Most minimum wage workers don’t live in households below the poverty line, says Michael Saltsman at the Employment Policies Institute — a think tank funded by the restaurant industry and other low-wage employers.
Besides, minimum wage workers tend to be young, he says. This is true, but as I’ve earlier noted, intended to mislead us into thinking that they’re mostly teenagers who work just to earn a little running around money.
At the same time, Saltsman argues that a minimum wage increase will harm these young workers because they’ll lose those entry-level jobs that put them on the bottom rung of a wage ladder they’d climb if employers could just pay them little enough at the start.
He doesn’t stop there, however, as some who are fond of this meme do.
The better alternative, he says, is an expansion of the Earned Income Tax Credit. He’s far from alone in this view — and joined by some who’ve no vested interest in supporting low-wage business donors.
Washington Post columnist Charles Lane, for example, asserts that the EITC is a “more efficient, better targeted alternative” to a minimum wage increase — more efficient, I infer, because more of the money would flow to poor families.
And if “poverty reduction, income equality and maximal employment can be thought of as public goods,” we should all “purchase” them through a tax-code subsidy.
Like Lane, economist Edward Glaeser believes that we should all pay for measures to alleviate poverty and “make work more attractive for the poor” — through either an enhanced EITC or a brand new federally-funded program.
Blogger Evan Soltas favors the EITC too, noting that economists generally agree on its value as an anti-poverty measure.
We’ve got good evidence for the anti-poverty impacts of the tax reductions and refunds the EITC provides.
According to the Center on Budget and Policy Priorities, an analysis of Census Bureau data shows that the tax credit lifted 6.3 million people above the poverty threshold in 2011.
So does it follow that we should scrap the proposed minimum wage increase and expand the EITC instead?
The puzzle is why we’re asked to choose. Do we, for example, ask whether we should provide job training or a tax benefit for people who find work as a result?
As CBPP President Robert Greenstein argues, we need both a minimum wage increase and a stronger EITC “to lift working families’ incomes to an adequate level.”
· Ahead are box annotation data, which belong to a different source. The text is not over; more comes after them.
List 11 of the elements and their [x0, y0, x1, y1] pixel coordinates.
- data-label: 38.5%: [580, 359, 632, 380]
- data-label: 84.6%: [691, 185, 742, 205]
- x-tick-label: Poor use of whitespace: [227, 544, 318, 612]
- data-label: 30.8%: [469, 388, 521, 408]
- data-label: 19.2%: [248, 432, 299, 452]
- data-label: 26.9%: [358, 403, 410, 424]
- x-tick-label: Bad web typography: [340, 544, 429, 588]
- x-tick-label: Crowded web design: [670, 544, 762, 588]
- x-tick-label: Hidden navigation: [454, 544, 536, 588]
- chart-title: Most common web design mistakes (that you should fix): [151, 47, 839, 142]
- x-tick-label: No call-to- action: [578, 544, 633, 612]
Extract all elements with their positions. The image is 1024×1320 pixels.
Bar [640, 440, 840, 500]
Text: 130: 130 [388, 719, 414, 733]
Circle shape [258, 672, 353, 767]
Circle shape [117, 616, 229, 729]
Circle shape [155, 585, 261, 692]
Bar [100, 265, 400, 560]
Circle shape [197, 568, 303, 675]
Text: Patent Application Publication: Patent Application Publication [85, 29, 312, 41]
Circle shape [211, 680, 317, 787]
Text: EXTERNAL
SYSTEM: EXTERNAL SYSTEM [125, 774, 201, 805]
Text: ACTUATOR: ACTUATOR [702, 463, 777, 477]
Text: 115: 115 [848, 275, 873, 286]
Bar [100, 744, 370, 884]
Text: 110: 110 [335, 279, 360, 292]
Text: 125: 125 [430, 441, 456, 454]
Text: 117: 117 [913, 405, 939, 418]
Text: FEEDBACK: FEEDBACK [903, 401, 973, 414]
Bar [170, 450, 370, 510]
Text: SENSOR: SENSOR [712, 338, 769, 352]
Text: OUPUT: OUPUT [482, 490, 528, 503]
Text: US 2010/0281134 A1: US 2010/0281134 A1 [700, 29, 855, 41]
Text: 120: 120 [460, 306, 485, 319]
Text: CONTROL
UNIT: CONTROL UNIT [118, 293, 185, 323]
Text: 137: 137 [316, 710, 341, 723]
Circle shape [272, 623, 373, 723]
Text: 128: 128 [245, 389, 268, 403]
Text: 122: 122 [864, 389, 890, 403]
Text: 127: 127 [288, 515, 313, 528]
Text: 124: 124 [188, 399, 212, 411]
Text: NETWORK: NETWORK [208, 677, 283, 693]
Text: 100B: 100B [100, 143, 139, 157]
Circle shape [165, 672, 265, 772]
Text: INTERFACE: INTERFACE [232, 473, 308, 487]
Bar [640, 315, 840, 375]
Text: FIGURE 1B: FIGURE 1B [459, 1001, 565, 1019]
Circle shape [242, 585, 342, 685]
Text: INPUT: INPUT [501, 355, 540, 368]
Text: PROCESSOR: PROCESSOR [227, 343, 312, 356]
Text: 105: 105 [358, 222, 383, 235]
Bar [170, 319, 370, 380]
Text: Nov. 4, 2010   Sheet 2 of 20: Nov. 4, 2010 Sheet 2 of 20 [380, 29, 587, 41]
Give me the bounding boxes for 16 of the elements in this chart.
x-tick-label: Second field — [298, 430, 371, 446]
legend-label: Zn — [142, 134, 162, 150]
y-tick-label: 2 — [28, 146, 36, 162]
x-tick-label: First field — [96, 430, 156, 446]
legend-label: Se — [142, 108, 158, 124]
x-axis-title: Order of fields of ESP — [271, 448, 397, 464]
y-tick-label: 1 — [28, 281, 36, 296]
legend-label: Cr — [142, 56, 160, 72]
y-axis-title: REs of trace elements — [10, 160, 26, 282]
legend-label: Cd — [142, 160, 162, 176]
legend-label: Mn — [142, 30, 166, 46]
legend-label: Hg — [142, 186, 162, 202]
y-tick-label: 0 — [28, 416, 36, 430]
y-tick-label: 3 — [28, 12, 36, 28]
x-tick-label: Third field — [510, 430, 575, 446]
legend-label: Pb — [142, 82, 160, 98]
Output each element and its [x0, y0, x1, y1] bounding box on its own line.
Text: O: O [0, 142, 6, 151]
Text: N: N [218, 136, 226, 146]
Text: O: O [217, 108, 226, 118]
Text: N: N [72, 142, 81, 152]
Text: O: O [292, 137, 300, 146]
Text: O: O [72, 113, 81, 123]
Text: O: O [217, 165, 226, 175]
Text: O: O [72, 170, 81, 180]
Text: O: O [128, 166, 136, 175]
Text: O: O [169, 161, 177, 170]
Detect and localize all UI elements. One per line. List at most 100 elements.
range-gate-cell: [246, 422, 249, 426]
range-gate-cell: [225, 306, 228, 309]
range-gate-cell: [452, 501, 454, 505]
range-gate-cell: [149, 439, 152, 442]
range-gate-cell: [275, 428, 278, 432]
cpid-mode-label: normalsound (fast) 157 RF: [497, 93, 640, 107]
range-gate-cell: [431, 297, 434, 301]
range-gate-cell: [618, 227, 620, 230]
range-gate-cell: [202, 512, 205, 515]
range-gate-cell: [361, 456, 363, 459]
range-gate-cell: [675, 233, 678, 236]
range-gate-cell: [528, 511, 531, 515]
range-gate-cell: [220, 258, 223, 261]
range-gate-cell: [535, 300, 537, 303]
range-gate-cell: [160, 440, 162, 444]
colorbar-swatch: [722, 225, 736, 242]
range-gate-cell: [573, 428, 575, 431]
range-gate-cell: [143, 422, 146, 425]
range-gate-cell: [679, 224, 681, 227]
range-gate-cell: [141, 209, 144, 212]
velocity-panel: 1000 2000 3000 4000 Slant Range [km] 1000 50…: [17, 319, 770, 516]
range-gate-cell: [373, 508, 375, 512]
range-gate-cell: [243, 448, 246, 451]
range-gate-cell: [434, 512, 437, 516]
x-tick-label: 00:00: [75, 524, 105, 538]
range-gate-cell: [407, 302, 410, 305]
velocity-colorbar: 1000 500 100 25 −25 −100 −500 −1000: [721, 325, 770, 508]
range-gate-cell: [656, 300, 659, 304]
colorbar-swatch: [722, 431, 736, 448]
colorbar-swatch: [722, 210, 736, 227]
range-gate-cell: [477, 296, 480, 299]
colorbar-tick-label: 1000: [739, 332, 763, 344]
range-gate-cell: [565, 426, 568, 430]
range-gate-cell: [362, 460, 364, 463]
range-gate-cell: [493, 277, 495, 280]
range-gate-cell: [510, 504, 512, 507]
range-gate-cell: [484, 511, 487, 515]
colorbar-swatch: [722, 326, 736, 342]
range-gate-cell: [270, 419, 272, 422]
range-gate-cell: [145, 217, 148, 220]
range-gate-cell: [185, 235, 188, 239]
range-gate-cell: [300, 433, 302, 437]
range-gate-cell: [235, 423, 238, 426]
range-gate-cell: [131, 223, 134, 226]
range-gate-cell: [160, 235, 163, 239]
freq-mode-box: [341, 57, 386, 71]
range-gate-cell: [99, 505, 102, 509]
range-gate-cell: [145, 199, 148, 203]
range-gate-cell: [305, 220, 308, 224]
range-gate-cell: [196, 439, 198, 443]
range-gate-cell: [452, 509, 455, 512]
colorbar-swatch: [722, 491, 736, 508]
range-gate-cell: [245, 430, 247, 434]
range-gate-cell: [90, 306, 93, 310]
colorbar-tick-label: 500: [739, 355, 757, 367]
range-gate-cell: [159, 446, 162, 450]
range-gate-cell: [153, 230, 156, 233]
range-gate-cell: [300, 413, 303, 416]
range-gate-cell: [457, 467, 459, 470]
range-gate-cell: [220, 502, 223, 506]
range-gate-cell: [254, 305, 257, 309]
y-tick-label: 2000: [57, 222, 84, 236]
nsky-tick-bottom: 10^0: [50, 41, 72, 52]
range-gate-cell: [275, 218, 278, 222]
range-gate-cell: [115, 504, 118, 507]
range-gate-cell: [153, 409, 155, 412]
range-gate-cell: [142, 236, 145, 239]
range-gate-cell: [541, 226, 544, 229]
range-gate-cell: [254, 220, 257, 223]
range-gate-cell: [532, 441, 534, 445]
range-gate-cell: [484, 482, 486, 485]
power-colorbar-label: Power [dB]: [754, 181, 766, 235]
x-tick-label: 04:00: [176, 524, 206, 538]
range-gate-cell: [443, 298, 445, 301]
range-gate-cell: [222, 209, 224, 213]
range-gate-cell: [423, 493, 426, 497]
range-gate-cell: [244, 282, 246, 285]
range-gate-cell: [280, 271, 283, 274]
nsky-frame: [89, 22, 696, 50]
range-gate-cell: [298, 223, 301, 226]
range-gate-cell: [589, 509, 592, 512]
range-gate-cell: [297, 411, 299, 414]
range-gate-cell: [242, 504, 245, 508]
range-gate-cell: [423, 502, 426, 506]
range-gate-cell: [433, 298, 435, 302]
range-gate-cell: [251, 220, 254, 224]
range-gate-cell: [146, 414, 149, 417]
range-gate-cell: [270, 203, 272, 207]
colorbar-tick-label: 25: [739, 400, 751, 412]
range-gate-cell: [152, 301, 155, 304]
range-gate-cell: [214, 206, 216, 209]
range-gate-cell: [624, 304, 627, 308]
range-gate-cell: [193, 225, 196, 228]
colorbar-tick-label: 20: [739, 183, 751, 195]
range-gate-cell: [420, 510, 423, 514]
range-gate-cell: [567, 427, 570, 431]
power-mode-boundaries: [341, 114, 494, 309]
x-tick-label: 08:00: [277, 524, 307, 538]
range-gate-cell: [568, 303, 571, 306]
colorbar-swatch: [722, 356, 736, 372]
Every expert I’ve read agrees that we can’t, at this point, convert the minimum wage to a genuine living wage without truly risking job losses. As I’ve already indicated, job losses caused by a modest increase are a whole other matter.
On the other hand, making up for low wages through the EITC alone would cost the federal government more than what policymakers “would likely countenance,” Greenstein says.
Understatement. We should recall that Republicans didn’t want to extend the expanded version of the EITC that was originally part of the Recovery Act — even though it reduced a potential deterrent to marriage.
Would they now expand it to give childless workers more than a pittance — enough so that, at the very least, those who are single wouldn’t owe any federal income tax if they earned the minimum wage?
In short, we should be very wary of the notion that some unspecified improvements in the EITC trump the President’s proposed minimum wage increase.
We know that certain businesses interests might prefer it because, as Rortybomb blogger Mike Konczal says, the EITC partially subsidizes employers by enabling them to pay rock-bottom wages.
But the either/or framing is, in many cases, just a way to seem concerned about working people in poverty while helping to ensure they remain as poor as they are.
In others it’s a failure to grasp — or perhaps care about — the real-world political consequences.